Monday, John shared his experience balancing strength and endurance.
Something I’ve noticed about strength training… the coach’s stance nearly always reflects their preference for their own training.
Do they enjoy strength training?
The answer will mirror their recommendations.
If you are:
Young
Relatively Strong
Then John’s approach will work great for you.
John will be publishing articles on in-sport resistance work; and plyometrics. This type of work is essential, for everyone.
If you are:
Relatively Weak
Struggle To Generate & Direct Force
Have Durability Limiters
Experience Impingement/Inflammation In Your Joints
Rely On A Capacity To Elevate Heart Rate1
Then you will benefit from periods of focused, traditional strength training.
Small framed athletes who run high heart rates - look ahead to your 50s and 60s. This ability to run a high percentage of max will reduce as you age. From 35-50 years old, build strength and maintain lean body mass to support your later years.
Everyone…
You Don’t Need To Pick A Side
You Are Free To Change Your Mind
An appropriate protocol for a 20-something will change as the athlete ages.
Strength In The Real World
Exercise physiologists and high-performance coaches have something in common, even when they disagree…
They operate in a narrow slice of the general population, that skews young.
In a high-performance setting, there is selection bias as the relatively weak athletes do not survive the training. They disappear from the data set. There is survivorship bias in the data.
In addition to the challenge of the data, there is the issue of TIME. There are very few athletes who remain competitive for their entire lives. John Hellemans is an example, and a wonderful case study. John’s been at the top for decades.
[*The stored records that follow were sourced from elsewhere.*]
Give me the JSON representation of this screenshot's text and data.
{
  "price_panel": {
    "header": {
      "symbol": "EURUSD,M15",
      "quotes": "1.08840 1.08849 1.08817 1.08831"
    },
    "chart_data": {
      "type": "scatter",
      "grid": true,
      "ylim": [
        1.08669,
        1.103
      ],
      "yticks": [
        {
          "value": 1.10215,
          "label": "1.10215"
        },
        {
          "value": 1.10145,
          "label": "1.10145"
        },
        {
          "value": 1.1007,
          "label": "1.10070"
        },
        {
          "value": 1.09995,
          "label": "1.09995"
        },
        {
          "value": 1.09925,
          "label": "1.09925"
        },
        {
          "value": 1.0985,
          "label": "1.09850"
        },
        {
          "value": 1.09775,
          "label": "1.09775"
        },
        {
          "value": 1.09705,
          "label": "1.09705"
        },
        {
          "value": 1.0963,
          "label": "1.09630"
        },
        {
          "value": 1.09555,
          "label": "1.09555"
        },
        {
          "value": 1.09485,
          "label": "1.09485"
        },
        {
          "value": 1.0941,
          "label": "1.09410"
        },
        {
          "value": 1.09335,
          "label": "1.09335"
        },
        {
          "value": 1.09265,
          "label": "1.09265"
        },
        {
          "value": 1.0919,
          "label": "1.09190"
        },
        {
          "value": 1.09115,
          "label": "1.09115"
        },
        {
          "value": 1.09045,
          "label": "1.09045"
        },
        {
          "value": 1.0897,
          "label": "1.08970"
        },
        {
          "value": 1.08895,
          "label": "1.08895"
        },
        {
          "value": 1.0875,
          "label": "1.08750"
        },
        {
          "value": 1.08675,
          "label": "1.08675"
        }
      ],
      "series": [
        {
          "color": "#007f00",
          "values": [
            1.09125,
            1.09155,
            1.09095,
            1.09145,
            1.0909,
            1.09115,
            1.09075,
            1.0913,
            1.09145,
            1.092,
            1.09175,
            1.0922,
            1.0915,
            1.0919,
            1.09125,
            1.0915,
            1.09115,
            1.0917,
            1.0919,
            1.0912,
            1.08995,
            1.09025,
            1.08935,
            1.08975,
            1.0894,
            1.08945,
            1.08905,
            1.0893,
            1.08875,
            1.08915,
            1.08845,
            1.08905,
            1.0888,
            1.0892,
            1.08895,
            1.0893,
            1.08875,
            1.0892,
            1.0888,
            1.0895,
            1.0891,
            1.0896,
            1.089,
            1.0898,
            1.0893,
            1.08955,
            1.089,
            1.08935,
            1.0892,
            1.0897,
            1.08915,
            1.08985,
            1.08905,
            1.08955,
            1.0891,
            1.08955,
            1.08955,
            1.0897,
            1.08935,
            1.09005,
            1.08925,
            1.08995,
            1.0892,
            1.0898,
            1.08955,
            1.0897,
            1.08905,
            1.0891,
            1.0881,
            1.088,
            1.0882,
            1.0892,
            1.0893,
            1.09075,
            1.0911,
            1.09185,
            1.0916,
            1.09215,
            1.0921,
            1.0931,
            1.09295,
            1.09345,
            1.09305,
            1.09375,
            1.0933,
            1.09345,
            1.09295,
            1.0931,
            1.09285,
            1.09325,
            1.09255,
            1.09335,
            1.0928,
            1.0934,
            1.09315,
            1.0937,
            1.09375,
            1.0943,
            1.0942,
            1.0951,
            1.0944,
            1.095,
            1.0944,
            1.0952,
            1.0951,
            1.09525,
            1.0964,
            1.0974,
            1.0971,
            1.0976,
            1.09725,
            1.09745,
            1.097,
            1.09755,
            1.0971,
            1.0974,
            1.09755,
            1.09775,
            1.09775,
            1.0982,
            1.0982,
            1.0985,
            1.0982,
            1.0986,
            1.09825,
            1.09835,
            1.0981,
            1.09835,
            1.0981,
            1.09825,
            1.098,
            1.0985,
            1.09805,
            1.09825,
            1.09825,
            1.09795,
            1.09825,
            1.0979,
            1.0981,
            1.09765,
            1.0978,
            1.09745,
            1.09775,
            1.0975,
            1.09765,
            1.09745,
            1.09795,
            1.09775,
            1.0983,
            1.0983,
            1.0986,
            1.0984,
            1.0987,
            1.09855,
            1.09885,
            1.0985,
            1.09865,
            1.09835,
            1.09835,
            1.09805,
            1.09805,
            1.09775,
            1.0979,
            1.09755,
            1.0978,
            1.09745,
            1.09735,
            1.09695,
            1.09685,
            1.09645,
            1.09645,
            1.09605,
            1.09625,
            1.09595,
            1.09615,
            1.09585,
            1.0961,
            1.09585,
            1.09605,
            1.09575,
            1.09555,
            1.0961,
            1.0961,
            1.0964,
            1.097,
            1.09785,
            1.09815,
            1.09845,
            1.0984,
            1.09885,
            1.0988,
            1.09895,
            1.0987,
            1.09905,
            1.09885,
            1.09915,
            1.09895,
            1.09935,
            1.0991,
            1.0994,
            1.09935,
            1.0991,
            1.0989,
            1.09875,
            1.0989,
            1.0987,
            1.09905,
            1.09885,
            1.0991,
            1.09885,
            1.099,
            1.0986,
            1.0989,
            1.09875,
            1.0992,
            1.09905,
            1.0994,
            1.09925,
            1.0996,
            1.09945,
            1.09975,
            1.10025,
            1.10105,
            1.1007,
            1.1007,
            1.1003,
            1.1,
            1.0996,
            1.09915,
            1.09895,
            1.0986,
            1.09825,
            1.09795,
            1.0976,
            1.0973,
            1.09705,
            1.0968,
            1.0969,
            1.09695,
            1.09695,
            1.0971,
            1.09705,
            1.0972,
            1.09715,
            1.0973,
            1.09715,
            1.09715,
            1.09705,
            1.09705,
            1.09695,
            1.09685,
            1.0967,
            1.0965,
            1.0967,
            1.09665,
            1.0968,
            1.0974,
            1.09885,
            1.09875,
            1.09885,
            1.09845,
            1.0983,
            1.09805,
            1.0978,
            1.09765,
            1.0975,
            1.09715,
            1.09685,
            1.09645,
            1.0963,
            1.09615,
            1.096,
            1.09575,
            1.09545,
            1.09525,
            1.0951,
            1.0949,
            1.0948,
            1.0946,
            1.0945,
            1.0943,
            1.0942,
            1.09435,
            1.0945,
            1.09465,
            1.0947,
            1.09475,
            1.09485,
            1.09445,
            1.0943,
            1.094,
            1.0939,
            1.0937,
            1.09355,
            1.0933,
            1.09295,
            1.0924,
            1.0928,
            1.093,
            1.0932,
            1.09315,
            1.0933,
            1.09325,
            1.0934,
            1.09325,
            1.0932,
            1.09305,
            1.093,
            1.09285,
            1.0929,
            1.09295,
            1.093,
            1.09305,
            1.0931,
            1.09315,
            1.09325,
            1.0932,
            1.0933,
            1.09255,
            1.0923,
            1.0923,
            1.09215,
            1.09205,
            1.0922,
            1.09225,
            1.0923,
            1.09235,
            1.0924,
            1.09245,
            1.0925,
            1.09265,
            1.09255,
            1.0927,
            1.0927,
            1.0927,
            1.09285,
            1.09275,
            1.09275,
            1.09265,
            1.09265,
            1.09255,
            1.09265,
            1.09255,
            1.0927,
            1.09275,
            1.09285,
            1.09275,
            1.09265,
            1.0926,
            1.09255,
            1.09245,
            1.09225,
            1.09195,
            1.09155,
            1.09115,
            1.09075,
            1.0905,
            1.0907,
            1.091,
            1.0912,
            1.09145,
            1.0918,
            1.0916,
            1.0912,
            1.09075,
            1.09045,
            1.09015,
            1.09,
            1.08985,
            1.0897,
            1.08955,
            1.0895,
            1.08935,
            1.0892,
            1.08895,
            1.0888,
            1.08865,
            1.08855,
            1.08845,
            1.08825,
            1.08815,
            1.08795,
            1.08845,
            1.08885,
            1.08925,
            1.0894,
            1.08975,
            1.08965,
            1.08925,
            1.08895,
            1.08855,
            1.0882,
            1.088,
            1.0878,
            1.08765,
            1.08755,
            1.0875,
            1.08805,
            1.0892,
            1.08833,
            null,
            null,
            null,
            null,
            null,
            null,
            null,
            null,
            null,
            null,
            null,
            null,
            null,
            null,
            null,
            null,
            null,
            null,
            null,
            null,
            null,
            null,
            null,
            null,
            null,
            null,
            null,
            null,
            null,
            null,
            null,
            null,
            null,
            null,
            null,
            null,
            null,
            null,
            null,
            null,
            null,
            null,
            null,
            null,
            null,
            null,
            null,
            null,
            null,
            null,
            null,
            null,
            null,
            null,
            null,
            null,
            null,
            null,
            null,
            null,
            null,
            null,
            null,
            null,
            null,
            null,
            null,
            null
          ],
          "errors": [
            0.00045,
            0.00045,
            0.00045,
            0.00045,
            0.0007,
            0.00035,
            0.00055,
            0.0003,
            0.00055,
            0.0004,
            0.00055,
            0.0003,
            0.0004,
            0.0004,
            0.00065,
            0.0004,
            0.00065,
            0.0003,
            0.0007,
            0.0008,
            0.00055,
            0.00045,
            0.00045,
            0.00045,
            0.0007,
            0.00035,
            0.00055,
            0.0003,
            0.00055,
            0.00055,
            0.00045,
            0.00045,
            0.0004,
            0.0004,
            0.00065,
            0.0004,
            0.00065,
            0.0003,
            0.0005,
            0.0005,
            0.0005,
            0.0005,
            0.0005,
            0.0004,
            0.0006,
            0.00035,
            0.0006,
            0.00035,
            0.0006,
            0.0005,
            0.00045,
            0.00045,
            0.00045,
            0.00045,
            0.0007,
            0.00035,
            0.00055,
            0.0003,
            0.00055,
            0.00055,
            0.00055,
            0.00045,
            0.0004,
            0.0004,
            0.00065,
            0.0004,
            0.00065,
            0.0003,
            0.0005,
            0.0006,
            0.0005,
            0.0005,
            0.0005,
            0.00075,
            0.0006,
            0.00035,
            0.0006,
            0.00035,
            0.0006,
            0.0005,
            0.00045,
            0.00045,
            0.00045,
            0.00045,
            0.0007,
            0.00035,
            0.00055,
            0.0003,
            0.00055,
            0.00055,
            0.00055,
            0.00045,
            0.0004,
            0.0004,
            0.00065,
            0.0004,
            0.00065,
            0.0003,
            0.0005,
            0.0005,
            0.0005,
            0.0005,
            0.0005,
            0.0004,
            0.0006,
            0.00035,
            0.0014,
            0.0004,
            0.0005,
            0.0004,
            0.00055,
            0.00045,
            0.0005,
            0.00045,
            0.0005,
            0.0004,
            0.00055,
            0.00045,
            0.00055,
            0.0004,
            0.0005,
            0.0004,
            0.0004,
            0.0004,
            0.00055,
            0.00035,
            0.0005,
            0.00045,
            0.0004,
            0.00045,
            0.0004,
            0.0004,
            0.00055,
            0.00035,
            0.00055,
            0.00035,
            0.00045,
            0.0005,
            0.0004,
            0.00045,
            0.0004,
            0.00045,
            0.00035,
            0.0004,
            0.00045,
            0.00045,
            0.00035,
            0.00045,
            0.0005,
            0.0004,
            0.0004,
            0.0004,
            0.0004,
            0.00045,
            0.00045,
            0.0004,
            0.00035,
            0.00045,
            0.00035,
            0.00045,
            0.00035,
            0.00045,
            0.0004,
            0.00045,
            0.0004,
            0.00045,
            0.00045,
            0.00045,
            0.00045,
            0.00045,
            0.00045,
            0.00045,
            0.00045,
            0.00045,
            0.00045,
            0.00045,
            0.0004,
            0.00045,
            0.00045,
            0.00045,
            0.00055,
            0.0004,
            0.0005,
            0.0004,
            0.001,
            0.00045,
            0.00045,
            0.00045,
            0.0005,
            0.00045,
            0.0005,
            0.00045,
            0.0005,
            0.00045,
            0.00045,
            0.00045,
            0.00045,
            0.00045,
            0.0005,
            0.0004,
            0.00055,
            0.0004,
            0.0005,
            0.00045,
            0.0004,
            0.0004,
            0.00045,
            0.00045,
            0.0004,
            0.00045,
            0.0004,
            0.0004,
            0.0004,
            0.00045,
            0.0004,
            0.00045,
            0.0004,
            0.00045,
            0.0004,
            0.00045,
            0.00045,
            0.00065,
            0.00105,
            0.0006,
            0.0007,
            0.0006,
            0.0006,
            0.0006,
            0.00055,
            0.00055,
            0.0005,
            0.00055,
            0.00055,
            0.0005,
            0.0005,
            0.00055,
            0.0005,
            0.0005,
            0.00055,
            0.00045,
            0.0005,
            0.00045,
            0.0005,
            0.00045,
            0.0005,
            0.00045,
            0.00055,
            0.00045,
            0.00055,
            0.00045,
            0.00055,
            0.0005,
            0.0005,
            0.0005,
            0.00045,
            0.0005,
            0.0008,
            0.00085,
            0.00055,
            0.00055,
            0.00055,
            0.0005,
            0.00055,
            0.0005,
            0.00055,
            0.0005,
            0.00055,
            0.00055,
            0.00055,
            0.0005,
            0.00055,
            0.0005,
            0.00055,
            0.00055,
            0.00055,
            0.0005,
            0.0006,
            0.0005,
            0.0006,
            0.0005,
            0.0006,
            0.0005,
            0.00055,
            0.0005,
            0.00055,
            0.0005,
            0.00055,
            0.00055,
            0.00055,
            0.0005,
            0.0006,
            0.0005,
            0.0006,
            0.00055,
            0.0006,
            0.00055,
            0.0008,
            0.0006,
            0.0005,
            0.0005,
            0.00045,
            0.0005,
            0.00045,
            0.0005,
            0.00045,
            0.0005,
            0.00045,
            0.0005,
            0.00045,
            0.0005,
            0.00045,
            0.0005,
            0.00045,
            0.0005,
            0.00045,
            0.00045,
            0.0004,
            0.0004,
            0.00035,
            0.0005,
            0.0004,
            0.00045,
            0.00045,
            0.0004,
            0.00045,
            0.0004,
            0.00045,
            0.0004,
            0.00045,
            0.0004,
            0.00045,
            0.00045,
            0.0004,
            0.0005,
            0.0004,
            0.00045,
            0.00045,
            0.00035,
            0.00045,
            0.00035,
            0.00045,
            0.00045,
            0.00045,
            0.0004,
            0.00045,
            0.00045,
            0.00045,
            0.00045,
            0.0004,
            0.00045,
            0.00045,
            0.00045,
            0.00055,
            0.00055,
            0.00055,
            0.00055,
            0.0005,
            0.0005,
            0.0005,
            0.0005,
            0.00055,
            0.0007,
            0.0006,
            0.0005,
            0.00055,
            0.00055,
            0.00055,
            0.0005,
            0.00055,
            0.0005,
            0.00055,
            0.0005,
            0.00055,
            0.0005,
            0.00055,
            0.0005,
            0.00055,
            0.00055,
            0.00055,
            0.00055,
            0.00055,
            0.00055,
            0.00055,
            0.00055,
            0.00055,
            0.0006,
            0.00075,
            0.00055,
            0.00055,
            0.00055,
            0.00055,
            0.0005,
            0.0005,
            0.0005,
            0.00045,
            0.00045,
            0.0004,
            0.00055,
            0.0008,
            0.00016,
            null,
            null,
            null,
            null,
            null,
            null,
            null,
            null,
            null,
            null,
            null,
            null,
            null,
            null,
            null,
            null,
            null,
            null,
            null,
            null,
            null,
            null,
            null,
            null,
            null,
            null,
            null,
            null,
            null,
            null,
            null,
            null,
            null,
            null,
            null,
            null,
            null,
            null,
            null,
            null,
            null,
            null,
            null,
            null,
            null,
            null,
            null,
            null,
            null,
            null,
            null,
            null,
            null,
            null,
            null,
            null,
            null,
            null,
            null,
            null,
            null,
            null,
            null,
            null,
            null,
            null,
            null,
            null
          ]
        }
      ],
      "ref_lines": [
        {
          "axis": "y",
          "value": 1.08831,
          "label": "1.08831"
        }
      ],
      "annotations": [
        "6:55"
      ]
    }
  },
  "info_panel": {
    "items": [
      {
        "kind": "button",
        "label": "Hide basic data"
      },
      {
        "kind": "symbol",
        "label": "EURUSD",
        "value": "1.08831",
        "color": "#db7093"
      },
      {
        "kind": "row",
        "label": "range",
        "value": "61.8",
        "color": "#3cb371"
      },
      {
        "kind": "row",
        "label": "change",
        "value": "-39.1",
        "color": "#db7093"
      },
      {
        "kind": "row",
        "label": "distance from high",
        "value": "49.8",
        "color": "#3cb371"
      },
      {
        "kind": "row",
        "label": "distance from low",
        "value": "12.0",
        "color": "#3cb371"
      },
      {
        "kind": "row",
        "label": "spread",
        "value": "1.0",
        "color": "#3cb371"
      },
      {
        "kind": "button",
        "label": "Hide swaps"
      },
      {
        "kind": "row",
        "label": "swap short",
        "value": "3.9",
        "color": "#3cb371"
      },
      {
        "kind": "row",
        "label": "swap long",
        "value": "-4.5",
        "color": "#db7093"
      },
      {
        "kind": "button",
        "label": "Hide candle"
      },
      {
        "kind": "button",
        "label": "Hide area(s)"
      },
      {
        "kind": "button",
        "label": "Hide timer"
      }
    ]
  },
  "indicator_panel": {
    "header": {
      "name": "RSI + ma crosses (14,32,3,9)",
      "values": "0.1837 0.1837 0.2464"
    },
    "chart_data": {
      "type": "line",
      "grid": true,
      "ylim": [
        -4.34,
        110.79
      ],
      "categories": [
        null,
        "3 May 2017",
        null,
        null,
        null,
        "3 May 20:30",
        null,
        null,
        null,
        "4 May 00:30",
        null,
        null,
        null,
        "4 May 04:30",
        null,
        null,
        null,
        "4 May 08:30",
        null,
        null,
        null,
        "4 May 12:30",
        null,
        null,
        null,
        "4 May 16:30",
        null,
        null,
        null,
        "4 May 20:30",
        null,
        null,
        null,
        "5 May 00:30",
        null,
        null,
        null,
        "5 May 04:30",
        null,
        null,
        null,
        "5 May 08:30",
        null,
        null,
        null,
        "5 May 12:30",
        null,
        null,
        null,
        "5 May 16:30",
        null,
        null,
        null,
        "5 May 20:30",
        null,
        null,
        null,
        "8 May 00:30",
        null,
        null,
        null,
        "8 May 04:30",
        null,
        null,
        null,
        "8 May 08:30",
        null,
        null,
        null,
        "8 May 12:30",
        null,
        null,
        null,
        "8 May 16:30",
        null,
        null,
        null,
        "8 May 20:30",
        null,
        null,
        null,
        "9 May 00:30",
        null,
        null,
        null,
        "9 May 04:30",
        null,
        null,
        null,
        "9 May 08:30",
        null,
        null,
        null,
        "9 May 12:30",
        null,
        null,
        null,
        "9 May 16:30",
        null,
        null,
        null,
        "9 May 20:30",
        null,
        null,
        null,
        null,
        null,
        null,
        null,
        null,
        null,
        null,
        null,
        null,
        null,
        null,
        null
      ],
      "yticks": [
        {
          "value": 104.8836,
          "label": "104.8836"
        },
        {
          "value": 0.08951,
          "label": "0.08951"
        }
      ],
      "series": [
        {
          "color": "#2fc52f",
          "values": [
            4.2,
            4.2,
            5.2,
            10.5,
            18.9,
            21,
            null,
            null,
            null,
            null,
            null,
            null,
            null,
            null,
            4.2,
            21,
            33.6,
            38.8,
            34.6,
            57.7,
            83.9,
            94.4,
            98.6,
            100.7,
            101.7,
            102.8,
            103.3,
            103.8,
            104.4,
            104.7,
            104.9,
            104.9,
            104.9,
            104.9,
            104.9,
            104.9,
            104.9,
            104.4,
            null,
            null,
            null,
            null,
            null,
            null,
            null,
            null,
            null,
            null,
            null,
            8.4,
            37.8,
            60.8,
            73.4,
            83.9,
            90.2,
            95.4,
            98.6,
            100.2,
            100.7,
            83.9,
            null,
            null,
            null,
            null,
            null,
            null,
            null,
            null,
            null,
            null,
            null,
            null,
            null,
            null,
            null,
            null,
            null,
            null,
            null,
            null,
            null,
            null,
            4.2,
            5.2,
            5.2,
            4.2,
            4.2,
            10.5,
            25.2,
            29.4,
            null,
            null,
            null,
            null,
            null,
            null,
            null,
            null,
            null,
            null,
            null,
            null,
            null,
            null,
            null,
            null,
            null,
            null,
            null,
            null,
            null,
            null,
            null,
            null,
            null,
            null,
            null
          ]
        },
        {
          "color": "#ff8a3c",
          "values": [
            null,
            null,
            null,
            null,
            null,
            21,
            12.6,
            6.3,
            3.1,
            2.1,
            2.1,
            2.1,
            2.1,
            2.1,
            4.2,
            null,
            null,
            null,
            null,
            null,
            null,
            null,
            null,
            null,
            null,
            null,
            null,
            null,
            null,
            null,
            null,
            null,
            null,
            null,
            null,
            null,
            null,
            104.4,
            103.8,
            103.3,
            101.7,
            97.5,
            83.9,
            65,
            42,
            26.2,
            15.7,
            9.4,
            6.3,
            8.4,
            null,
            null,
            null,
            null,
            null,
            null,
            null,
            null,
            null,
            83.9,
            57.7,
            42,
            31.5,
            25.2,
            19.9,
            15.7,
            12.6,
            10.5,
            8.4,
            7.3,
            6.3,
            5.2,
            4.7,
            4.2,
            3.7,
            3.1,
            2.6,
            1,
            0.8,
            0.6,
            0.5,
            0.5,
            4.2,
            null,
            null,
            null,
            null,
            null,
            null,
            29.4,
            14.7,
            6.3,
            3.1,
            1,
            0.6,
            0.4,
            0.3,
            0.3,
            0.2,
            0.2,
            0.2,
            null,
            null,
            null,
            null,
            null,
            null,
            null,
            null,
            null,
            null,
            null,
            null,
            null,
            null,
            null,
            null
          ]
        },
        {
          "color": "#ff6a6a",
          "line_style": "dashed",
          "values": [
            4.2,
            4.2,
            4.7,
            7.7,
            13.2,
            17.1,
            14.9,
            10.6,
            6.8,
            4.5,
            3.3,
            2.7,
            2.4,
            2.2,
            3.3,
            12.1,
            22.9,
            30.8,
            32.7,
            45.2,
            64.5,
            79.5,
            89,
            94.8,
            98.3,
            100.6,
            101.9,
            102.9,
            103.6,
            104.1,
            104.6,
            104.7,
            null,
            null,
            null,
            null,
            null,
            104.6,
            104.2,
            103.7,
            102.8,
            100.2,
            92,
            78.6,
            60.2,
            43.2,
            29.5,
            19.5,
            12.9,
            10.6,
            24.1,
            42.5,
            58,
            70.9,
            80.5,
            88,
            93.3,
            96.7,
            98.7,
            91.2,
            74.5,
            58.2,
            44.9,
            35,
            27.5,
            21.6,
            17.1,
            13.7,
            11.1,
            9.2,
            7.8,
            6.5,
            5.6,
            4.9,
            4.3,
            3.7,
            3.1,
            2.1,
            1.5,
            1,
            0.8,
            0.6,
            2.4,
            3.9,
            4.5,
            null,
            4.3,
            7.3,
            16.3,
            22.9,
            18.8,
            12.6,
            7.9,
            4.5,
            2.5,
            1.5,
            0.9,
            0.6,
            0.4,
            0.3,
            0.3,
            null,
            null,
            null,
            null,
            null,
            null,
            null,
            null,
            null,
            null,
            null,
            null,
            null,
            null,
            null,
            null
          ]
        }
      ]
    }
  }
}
Joe Friel is another example.
John & Joe occupy different ends of the strength vs endurance discussion. Both have had a lot of personal, and coaching, success.
What to do?
I recommend you try the approach that makes the most sense to you. Give it at least 500 days to get an idea of how well it’s working for you.
The first year of strength training is about learning the skills necessary to increase focus in the following years.
Strength Outside Of Sports Performance
Something we know, but rarely acknowledge. Elite endurance athletes don’t always look great. Aesthetically, the most beautiful bodies are in the amateur ranks.
A big part of the reason why I started my Endurance Journey was a desire to look better. Look better, to attract the sort of woman I eventually married.
Life is about more than sports performance.
I’m going to leave it at that.
For more in this vein, see my Body Performance Series.
Signalling
So much of the endurance athlete’s program is catabolic in nature. Stay in endurance sport long enough and you’ll find yourself feeling broken down.
When you need to heal and build back up:
Energy Positive - be willing to gain a little weight
Work The Legs - compound lower body lifts2
Reduce Catabolic Stress - increase sleep, remove long & intense sessions
Ditch Sports Nutrition - get all macronutrients from real food
Eat All Macros - balanced intake of fat, protein and carbohydrate.
Focused strength training sends a different signal to our bodies, an anabolic signal. As an elite, when I skipped my “build up” periods, bad things happened.3
Ideally, you’ll be inserting an anabolic block in most years4. It’s the way most of us live across the winter and early spring.
Summary
Part One defined terms for you.
Part Two shared John’s take on the best way to use resistance training for sports performance.
In this article I made four points.
The optimal approach changes over time, as our body changes.
There is selection bias in the data we see about athletic performance and strength training.
The real world places a very high value on looking buff.
Long term catabolic stress will not take us to a good place. Schedule extended periods where you build yourself back up.
What’s next?
John and I will be sharing our favorite workouts to help you get started with the approach you think is best.
Back to Table of Contents
I call these athletes hummingbirds - smaller framed athletes with a capacity to sustain high heart rates for long periods of time. Works great, until it doesn’t.
Strength programing ideas to come.
Many different types of “Bad Things” were documented in our Tired Athlete Series.
The hotlink takes you to a seasonal approach to endurance and strength. Don’t fight Mother Nature. The winter is an excellent time for an anabolic block.
Gordo,
I'm excited to see this series. As a middle-aged back-of-the-pack triathlete with a history of running injuries, I've really enjoyed the ability to train many hours without injury that triathlon offers. Exercise Science does focus too much on the tip of the spear, the professionals, whereas most athletes aren't going to survive this bias.
I'm very interested in building durability through strength training for long-term health while continuing my endurance training. Thank you for keeping your focus wide and addressing maximum speed and lifelong health.